Chaque vie est une aventure qui mérite d’être racontée nous dit ce film qui nous plonge dans le passé, un peu comme « A la recherche du temps perdu ». Les photos retrouvées évoquent des étapes dans la vie du garçon et des moments familiaux. Petit à petit le garçon « prend vie », ainsi que ses parents imaginés par Zabou Breitman. On découvre une famille comme les autres avec ses joies, ses peines, ses silences, ses difficultés, ses disputes…
Ce film nous questionne sur la mémoire, le temps et l’oubli. Il redonne vie à un oublié, un inconnu, dont quelques photos permettent d’avoir encore une trace, un souvenir. Ce long-métrage pose des questions fondamentales : qu’est ce qui fait la valeur d’une vie ? Quels liens de sociabilité entretenons- nous ?…tout comme des questions qui dérangent.
Ce long-métrage nous interroge également sur le pouvoir des photos et sur la façon dont elles peuvent traverser le temps.
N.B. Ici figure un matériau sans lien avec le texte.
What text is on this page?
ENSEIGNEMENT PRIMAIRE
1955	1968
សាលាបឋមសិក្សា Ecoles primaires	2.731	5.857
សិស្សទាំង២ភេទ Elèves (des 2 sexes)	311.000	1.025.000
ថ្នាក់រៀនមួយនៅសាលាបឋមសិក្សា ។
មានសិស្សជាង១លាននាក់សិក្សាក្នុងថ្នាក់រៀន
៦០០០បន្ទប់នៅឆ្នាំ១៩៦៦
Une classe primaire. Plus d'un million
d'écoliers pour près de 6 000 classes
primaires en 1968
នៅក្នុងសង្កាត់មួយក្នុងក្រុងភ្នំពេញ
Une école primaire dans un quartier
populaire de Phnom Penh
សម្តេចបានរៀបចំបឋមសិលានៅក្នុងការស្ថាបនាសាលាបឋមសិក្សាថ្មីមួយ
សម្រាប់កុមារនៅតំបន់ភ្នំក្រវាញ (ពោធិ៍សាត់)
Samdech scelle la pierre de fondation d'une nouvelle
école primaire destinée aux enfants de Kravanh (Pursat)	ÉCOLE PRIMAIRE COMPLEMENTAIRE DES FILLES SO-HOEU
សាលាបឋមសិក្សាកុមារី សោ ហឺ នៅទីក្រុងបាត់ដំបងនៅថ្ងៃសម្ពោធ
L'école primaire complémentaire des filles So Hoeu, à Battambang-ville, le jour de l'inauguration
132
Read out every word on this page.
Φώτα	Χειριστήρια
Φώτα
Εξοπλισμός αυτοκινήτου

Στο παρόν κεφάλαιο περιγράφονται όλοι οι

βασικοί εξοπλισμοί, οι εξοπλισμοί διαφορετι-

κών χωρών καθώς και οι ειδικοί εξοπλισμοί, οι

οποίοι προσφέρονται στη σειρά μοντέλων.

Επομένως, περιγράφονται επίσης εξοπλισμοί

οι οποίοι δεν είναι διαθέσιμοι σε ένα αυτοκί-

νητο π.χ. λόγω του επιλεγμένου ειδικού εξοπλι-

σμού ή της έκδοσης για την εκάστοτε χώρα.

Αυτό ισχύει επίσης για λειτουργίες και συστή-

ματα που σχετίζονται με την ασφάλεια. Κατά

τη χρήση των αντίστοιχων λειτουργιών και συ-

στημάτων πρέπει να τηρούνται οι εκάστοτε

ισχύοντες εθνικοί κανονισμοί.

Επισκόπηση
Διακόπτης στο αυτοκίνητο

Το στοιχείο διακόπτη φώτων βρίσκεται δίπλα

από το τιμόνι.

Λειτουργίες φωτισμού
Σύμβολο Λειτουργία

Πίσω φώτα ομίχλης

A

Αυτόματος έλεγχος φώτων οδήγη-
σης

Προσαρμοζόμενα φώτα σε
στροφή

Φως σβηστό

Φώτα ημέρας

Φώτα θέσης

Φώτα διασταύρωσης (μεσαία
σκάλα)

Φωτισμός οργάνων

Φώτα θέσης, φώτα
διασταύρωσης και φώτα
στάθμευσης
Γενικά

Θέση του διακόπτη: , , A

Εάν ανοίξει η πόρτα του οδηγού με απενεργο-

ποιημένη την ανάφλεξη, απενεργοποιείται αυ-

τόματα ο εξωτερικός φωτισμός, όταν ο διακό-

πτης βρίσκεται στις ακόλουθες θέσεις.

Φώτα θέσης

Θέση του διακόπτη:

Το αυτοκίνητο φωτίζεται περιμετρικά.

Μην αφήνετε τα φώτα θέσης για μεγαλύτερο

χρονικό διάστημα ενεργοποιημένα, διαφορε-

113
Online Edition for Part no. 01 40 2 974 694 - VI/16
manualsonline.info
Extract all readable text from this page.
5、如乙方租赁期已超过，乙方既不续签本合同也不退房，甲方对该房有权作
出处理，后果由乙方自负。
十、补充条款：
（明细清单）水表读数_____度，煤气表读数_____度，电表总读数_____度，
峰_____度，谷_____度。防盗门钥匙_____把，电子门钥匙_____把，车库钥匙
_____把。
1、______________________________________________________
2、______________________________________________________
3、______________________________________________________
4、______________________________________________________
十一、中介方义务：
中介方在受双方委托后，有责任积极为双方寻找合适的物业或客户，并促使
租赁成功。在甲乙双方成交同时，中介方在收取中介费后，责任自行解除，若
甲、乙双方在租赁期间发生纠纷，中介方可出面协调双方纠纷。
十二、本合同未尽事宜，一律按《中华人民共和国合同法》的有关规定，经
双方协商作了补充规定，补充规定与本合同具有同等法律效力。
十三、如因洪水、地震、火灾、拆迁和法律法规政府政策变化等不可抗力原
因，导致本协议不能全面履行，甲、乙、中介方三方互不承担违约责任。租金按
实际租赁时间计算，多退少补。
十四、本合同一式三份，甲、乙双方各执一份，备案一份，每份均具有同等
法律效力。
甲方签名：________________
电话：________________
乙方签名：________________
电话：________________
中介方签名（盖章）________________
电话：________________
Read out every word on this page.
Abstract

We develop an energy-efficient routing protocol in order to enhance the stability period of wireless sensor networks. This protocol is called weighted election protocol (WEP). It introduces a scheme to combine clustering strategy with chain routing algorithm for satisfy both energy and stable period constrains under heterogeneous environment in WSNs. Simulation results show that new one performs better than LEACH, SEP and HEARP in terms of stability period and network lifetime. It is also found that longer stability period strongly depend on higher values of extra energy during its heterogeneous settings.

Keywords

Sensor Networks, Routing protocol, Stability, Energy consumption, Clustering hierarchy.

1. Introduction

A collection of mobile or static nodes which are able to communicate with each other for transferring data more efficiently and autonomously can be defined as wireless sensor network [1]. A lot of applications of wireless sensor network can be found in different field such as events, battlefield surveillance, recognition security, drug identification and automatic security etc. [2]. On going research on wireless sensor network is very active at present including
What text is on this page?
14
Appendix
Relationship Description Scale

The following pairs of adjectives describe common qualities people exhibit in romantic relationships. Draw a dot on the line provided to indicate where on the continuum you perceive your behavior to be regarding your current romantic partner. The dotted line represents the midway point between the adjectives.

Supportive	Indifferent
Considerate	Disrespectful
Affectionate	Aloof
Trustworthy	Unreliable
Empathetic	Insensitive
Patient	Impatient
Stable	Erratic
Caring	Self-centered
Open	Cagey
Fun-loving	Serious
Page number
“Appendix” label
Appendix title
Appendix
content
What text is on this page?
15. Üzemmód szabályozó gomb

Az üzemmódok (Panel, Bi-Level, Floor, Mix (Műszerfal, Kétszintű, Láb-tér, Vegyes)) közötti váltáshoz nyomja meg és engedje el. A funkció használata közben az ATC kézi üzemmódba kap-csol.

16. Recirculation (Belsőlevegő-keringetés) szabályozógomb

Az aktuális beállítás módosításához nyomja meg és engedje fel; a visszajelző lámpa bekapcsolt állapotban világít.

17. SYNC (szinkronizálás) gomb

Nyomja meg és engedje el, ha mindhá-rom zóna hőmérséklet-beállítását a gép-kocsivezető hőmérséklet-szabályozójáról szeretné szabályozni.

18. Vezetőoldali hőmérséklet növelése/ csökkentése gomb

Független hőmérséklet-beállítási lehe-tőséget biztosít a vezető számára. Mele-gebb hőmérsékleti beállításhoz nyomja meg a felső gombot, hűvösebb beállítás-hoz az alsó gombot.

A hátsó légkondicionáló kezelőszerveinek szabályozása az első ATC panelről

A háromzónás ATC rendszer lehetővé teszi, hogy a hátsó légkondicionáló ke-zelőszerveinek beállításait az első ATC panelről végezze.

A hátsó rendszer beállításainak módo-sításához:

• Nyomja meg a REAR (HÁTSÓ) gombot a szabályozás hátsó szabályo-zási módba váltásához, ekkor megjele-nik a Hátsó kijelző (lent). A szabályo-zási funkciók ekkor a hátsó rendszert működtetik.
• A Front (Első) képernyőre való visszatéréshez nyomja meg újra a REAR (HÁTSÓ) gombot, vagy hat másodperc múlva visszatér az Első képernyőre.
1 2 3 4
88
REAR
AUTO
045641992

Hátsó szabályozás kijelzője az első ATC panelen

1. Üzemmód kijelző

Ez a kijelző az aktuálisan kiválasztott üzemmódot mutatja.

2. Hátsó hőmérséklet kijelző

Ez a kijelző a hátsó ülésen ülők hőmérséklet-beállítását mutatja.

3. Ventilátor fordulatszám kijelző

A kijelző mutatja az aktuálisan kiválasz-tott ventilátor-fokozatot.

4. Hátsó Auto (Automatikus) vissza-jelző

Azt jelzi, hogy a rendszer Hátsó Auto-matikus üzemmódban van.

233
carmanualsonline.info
En effet, que deviennent nos photos quand la famille a disparu ? Qu’en fait-on et dans quel but ?
On devine que cette œuvre, qui ne ressemble à nulle autre au cinéma et qui a été tournée sur deux années, a évolué pendant cette période et s’est nourrie de nombreuses formes. Grâce à un montage alternatif intelligent et sensible, la fiction se mêle à la recherche de la vérité. La partie documentaire rend hommage à une France rurale traitée par le cinéma est touchante et pertinente.
La méthodologie de création de ce film est novatrice, elle est pudique, nostalgique, précieuse, Le garçon brouille les pistes entre inventivité et réalité.
Permet à la fois de suivre le travail de Florent Vassault sur la recherche de vérité de ce garçon et de sa famille et celui de l’imaginaire grâce à la fiction développée par Zabou Breitman.
Le garçon est un moment de cinéma difficile à décrire : une expérience unique ? Un film expérimental fait de tâtonnements, d’inattendu et d’imagination ? Un véritable travail d’investigation sur le terrain ? Œuvre documentaire et fictionnelle.